Is the Lagrangian a kind of Energy

[Kevin_spencer2]

If we have that Lagrangian is equal to L=T-V and Hamiltonian is just H=T+V my question is if for every lagrangian we could consider is just the energy of a particle with a potential -V(x) instead of V(x) what would happen if V(-x)=-V(x)?

In fact if we substitute velocities by momenta in the Lagrangian teh Euler-Lagrange equation for a particle is just (putting -V(x) instead of V(x)) the Hamilton equation $$\dot p =-\frac{dH}{dp}$$.

then it occurred to me if we could use this fact to quantizy the dynamics of a particle using Lagrangians as if they were the pseudo-energy of the system to get energy levels.

 

[dextercioby]

Nope, it doesn't work that way. Lagrangians are not observables, they cannot be measured. There's nothing "pseudo" about them. Their unit is energy, just like for a Hamiltonian, but nothing more. They're just a tool. Very useful in quantum physics, i must say.

Daniel.

 

[Kevin_spencer2]

then, what would we get if we put $$L(p,q)|\Phi >$$ where our $$\Phi$$ is just the wave function of a quantum system

 

[StatMechGuy]

then, what would we get if we put $$L(p,q)|\Phi >$$ where our $$\Phi$$ is just the wave function of a quantum system

I'm not sure why you'd want the eigenstates of the lagrangian. It's certainly observable, but I think that's beyond the point of this thread (being in classical mechanics). I personally have never seen it used, which doesn't mean that it's not of value, it's just that lagrangians enter quantum mechanics in a way that is a little independent of state vectors.

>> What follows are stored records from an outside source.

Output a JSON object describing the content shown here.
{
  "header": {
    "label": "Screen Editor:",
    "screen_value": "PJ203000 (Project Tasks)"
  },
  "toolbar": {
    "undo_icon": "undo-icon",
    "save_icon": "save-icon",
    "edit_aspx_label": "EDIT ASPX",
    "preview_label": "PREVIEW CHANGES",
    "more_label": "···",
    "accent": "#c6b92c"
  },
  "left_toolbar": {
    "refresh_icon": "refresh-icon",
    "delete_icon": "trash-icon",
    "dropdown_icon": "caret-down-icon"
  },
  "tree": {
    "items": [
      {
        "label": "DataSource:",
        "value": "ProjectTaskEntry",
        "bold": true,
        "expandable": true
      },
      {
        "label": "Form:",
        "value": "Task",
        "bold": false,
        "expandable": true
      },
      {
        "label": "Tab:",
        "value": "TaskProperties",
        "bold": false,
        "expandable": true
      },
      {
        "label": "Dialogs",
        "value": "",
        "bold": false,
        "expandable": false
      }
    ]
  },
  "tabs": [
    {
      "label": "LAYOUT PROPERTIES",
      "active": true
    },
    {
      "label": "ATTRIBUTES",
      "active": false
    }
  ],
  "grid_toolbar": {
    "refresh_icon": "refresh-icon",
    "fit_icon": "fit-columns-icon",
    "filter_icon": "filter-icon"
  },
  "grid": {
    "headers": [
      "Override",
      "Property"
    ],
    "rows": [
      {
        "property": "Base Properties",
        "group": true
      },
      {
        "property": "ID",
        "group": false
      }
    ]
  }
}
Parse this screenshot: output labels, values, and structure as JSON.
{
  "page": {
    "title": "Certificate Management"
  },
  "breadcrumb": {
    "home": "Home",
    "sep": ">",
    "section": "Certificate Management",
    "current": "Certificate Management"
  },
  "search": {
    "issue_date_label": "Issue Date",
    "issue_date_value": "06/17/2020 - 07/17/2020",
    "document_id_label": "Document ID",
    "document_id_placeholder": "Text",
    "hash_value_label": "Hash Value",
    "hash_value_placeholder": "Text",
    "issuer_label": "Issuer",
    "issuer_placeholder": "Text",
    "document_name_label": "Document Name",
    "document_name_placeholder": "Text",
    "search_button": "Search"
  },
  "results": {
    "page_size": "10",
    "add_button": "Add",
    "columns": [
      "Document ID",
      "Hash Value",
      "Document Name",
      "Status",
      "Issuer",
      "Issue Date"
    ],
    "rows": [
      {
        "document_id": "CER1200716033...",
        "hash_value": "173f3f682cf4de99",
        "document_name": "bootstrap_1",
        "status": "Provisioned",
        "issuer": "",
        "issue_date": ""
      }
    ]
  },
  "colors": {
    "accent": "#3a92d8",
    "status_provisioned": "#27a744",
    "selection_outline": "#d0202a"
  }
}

You can measure the lagrangian by just measuring the kinetic and potential energy, certainly. But the physical quantity of most interest is the action, which is just $$S = \int_t L(q, \dot{q},t)$$, and which is the basis for a lot of least-action principles, etc.

 

[Kevin_spencer2]

- the question is without prior knowledge of the system if they give you a quantity $$F(\dot q , q)$$ how could you know if you've got the energy of the whole system or just the Lagrangian?, in fact you could write the minimum-principle in the form $$S=\int_{a}^{b}dt \mathcal H(q,\dot q, t)$$ where H has -V(x) instead of V(x), the question is that it's easier to work with Lagrangians rather than Hamiltonians, and that for example the Lagrangian for GR is just $$(-g)^{1/2}R$$, however the Hamiltonian is just 0, which arises to lots of problems.

 

[StatMechGuy]

The hamiltonian need not equal T + V; it depends on the form of the lagrangian. The lagrangian is also not, generally, T - V -- look to magnetic phenomena to confirm this.

 

[dextercioby]

- the question is without prior knowledge of the system if they give you a quantity $$F(\dot q , q)$$ how could you know if you've got the energy of the whole system or just the Lagrangian?, in fact you could write the minimum-principle in the form $$S=\int_{a}^{b}dt \mathcal H(q,\dot q, t)$$ where H has -V(x) instead of V(x), the question is that it's easier to work with Lagrangians rather than Hamiltonians, and that for example the Lagrangian for GR is just $$(-g)^{1/2}R$$, however the Hamiltonian is just 0, which arises to lots of problems.

The Hamiltonian is not 0 for GR, search for ADM Hamiltonian formulation of general relativity.

Daniel.